Installing a new system in a home that hasn’t previously had central heating and air will require the installation of ductwork, insulation, refrigerant piping, electrical service, wiring, thermostat(s), condensate piping, flue piping, flue terminations, chimney liner, slabs, filter, driers, registers, grills, drain pans, and an evaporator coil. Beyond equipment, the most important component installed with a new system, however, is the ductwork. Caution: this is where an inexperienced and/or “cheap” contractor will cut corners—they will exclude the price of installing and/or redoing the ductwork so that their price comes in lower than the other quotes. Unfortunately, this is the primary area where you don’t want to cut corners. For instance, you could have a brand new, top-of-the-line 18 seer high-efficiency unit; however, if your duct work is shoddy, your home simply will not be heated or cooled to your satisfaction.
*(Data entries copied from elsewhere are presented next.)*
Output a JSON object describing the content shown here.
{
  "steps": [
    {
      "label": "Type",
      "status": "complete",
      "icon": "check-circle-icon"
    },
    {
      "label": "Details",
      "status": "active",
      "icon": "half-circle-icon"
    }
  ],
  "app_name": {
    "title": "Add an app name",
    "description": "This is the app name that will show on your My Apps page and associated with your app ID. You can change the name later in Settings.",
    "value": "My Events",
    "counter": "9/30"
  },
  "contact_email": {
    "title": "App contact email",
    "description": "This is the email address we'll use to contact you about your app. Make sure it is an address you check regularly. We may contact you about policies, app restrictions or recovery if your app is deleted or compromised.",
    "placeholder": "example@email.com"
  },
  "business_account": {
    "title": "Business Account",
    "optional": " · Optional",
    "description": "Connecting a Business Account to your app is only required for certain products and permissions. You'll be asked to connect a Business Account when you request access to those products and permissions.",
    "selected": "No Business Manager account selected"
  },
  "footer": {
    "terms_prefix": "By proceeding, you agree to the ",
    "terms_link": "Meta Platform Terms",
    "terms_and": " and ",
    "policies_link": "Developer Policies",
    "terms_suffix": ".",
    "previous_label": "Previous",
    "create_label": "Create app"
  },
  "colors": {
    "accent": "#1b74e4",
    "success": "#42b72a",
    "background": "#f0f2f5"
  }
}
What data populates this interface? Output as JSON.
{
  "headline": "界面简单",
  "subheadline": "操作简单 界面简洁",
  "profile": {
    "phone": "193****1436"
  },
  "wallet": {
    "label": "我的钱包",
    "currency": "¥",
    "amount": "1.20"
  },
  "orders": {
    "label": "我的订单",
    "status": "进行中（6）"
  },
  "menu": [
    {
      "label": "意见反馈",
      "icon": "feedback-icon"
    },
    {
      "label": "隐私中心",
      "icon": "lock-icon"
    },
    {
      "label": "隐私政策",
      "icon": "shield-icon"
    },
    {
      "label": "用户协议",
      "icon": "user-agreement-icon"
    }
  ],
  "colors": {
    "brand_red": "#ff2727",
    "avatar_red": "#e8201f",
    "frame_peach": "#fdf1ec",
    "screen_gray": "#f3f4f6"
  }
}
Ductwork is composed of two parts: supply and return. The supply duct is attached to the outflow of the new system, delivering air to each zone in a home; the amount of air reaching each zone is determined by the size of the supply ductwork connecting it to your system. (Your dealer will help you determine the size of all the supply ductwork in your home).
The second part of the ductwork, the return duct, attaches to the inlet of the new system and draws air out of the spaces to be heated or cooled. Attached to the return duct is the filter; the filter should be placed as near to the furnace or air handler as possible. Whether fiberglass or metal, the return duct must be properly sized in order to evenly distribute the proper amount of air to each room.